Friday, June 15, 2012

The bardo of Basundhara, beer and bus rides

I’ve been neglecting my blog lately because I’ve been busy and lacking Wi-Fi. So here is my overdue recap of the past few days (mostly for myself to remember and for my mother to read. If you’re not one of those people, you might be bored because I have nothing poignant to say).

P.S. Sorry for the obnoxious titles. I just really love alliteration. 

Wednesday: My original plan was to take the kids to school with Stefano, teach a couple English classes and then walk home by myself. However, my plans went awry, and I had my first Nepalese lesson in patience. At school, I had hoped I could just talk to the kids and maybe play a few educational games. That didn’t quite work out when I was stuck in a classroom with a teacher who was visibly agitated that I was there and had no teaching experience, so I quickly introduced myself to the kids and let him finish his lesson.

After class ended, the teacher asked me if I had any questions about Nepalese culture. I told him I’m looking for a research topic and asked about current issues the country is facing. His answer was not what I was expecting.

He said, “Nowadays, women are going with several men, and before they used to only be with one man. It is very hard to find a nice girl now.”

The feminist side of me was pretty annoyed by this statement, but it also gave me the idea to begin researching gender roles and how traditional relationships might be changing in Nepal. I’ll be posting my findings as soon as I make some connections.

So after the first class I left, which wouldn’t have been a problem if it hadn’t been for my poor sense of orientation. The part of my brain that is tasked with remembering places must be taking a permanent vacation. I thought that maybe I could overcome my directional disability and find my way from the children’s school in Basundhara back to the orphanage in Dhapasi, but I was wrong. I walked up and down several winding streets, all nameless, all which look the same. My cell phone was also dead, and I had no watch (a series of stupid mistakes on my part).

Feeling helpless and a little panicky, I decided to wait in a café until school let out…four hours later. So after a couple vegetable rolls, an iced tea, several glasses of beer and hours of BBC news on the TV, I was rescued from Basundhara when Stefano came back and laughed at my misfortune. I am learning, though. Slowly but surely.

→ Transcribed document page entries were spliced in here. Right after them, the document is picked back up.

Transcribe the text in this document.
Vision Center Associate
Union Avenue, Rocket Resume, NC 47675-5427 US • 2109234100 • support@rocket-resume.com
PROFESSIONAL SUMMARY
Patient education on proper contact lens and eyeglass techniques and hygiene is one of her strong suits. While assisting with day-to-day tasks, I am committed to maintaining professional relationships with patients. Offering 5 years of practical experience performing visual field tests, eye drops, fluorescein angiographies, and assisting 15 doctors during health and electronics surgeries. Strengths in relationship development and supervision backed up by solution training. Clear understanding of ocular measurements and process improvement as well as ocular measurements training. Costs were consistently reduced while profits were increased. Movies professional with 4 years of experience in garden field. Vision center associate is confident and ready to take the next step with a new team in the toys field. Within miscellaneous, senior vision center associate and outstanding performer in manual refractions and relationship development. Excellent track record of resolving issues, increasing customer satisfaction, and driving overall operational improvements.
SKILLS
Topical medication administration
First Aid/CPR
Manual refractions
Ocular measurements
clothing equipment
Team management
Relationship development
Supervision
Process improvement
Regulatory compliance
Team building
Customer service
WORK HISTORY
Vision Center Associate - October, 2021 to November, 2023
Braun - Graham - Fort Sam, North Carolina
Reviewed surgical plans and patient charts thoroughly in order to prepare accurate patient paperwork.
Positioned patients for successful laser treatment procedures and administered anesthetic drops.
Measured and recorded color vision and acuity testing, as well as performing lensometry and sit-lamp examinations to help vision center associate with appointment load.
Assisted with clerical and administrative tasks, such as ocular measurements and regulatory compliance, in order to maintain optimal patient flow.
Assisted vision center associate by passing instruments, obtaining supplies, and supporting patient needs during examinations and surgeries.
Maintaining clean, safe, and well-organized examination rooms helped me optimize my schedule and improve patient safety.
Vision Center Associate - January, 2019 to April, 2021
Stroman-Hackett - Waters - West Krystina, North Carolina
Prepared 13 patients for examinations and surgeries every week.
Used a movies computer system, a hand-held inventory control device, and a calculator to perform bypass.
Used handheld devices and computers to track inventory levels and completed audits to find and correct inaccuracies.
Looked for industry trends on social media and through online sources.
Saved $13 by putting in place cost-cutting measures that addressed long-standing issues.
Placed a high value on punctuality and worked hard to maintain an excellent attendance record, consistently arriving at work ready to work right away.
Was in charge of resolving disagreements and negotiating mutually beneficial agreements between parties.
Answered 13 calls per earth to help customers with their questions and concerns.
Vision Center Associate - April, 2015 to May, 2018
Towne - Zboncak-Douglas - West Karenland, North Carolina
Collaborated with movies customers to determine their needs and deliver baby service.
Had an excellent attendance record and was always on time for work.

That evening, I took a mini break from Nepalese culture to go to a dinner party at Stefano’s friends’ house. I’ve never been in such a diverse group of people; there was a French guy, two Italians, one Spanish girl, one Dutch girl, one dreadlocked tattoo artist from Panama, and five Nepalese. The Nepalese reluctantly ate the pasta that was served, and they shuddered at the thought of eating it every day when we admitted we hate dal bhat. After eating heaps of pasta, bruschetta and nutella-filled crepes, we moved on to beer and red wine (provided by the French guy, of course). By the end of the night, everyone was dancing in the rain to electronic music, and I woke up the next morning with a partially drawn henna tattoo on my hand. At least it’s only semi-permanent.

Yesterday: School let out early, so I took all the kids to the pool. It was nice, but not exactly relaxing. Four kids hanging on your back at once is a great workout, though.

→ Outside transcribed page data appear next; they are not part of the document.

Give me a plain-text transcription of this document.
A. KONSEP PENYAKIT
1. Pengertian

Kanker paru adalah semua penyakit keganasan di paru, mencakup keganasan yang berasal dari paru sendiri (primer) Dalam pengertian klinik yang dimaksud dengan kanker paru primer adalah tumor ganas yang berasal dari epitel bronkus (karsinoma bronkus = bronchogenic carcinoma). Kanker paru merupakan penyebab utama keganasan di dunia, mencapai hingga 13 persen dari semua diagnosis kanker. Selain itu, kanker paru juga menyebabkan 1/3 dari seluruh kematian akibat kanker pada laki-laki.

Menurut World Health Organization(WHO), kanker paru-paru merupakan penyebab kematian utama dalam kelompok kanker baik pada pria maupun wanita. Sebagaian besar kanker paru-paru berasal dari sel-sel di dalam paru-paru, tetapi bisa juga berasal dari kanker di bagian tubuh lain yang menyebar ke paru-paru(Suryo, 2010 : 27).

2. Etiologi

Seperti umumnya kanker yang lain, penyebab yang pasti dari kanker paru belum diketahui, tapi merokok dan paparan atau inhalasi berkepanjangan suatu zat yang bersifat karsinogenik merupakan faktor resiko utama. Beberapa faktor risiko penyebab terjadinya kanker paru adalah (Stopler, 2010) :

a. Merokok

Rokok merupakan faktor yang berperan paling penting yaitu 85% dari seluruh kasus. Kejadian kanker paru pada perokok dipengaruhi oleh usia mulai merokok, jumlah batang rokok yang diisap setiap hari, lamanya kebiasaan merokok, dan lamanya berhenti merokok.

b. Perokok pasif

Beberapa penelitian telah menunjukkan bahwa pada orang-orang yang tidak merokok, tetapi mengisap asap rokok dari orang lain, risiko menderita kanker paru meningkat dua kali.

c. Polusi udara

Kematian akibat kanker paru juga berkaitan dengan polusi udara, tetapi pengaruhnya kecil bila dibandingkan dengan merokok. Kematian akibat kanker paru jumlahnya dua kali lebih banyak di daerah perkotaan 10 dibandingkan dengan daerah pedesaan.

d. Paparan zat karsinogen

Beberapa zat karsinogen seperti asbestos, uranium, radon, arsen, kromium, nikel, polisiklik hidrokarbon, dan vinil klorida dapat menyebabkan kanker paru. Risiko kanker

Today: I went to Thamel, which is the most frustrating place in the world because there is no logic to the way the streets are laid out. To get there we took a “bus,” which is actually a van with 20 people crammed inside and one guy leaning out the car door (while it’s moving) yelling the destination to passersby. It was definitely a Nepalese experience.

On the way back, we passed about 10 buses with Maoists riding on top waving the communist flag. I don't know too much about the political situation here, so hopefully I can learn more during my stay.

This evening we took the kids to play in an empty lot nearby, and they had fun running around for a while. They have started to call me “auntie,” the same name they call Maria, so I’m happy they are beginning to grow fond of me.

Picture time!

Karuna being sassy 


Stefano and Bishal 

People sit on the roof all the time

Not a good picture, but my mother keeps bugging me to see my sari. I was wearing pajamas underneath this, so I'll post a better picture when I get the other garments back from the seamstress.